Treasury officials say they inadvertently used a copy of Davis Polk’s draft sent to them by the Federal Reserve as a template for their own bill, with the result that the proposed legislation Treasury sent to Capitol Hill bore the law firm’s computer footprints. And they point to several significant changes to that draft that “better protect the taxpayer,” in the words of Andrew Williams, a Treasury spokesman.
But others say important provisions in the original industry bill remain. Most significant, the bill does not require that any government rescue of a troubled firm be done at the lowest possible cost, as is required by the F.D.I.C. when it takes over a failed bank. Treasury officials said that is because they would use the rescue powers only in rare and extreme cases that might require flexibility. Karen Shaw Petrou, managing director of the Washington research firm Federal Financial Analytics, said it essentially gives Treasury “a blank check.”
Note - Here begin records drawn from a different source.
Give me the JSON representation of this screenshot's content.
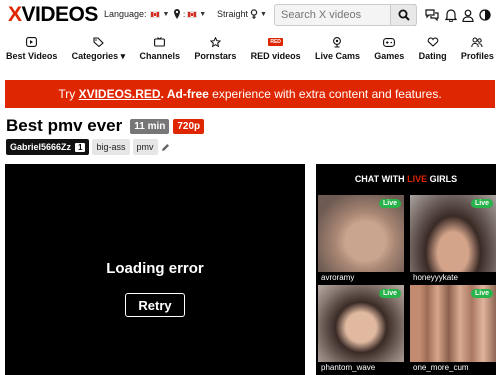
{
  "header": {
    "logo_x": "X",
    "logo_rest": "VIDEOS",
    "language_label": "Language:",
    "orientation_label": "Straight",
    "search_placeholder": "Search X videos"
  },
  "nav": {
    "items": [
      {
        "label": "Best Videos",
        "icon": "play-square-icon"
      },
      {
        "label": "Categories ▾",
        "icon": "tag-icon"
      },
      {
        "label": "Channels",
        "icon": "tv-icon"
      },
      {
        "label": "Pornstars",
        "icon": "star-icon"
      },
      {
        "label": "RED videos",
        "icon": "red-badge-icon",
        "badge": "RED"
      },
      {
        "label": "Live Cams",
        "icon": "webcam-icon"
      },
      {
        "label": "Games",
        "icon": "gamepad-icon"
      },
      {
        "label": "Dating",
        "icon": "hearts-icon"
      },
      {
        "label": "Profiles",
        "icon": "users-icon"
      }
    ]
  },
  "banner": {
    "pre": "Try ",
    "link": "XVIDEOS.RED",
    "mid": ". ",
    "bold": "Ad-free",
    "post": " experience with extra content and features."
  },
  "video": {
    "title": "Best pmv ever",
    "duration": "11 min",
    "quality": "720p",
    "uploader": "Gabriel5666Zz",
    "uploader_count": "1",
    "tags": [
      "big-ass",
      "pmv"
    ]
  },
  "player": {
    "error_text": "Loading error",
    "retry_label": "Retry"
  },
  "sidebar": {
    "title_pre": "CHAT WITH ",
    "title_live": "LIVE",
    "title_post": " GIRLS",
    "live_badge": "Live",
    "cams": [
      {
        "name": "avroramy"
      },
      {
        "name": "honeyyykate"
      },
      {
        "name": "phantom_wave"
      },
      {
        "name": "one_more_cum"
      }
    ]
  },
  "colors": {
    "accent": "#de2600",
    "live_green": "#28b34b"
  }
}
One year and two administrations into the bailout, Mr. Geithner is perhaps the single person most identified with the enormous checks the government has written. At every turn, he is being second-guessed about the rescues’ costs and results. But he remains firm in his belief that failure to act would have been much more costly.
“All financial crises are a fight over how much losses the government ultimately takes on,” he said. And every decision “requires we balance how to achieve the most benefits in terms of improving confidence and the flow of credit at the least risk to taxpayers.”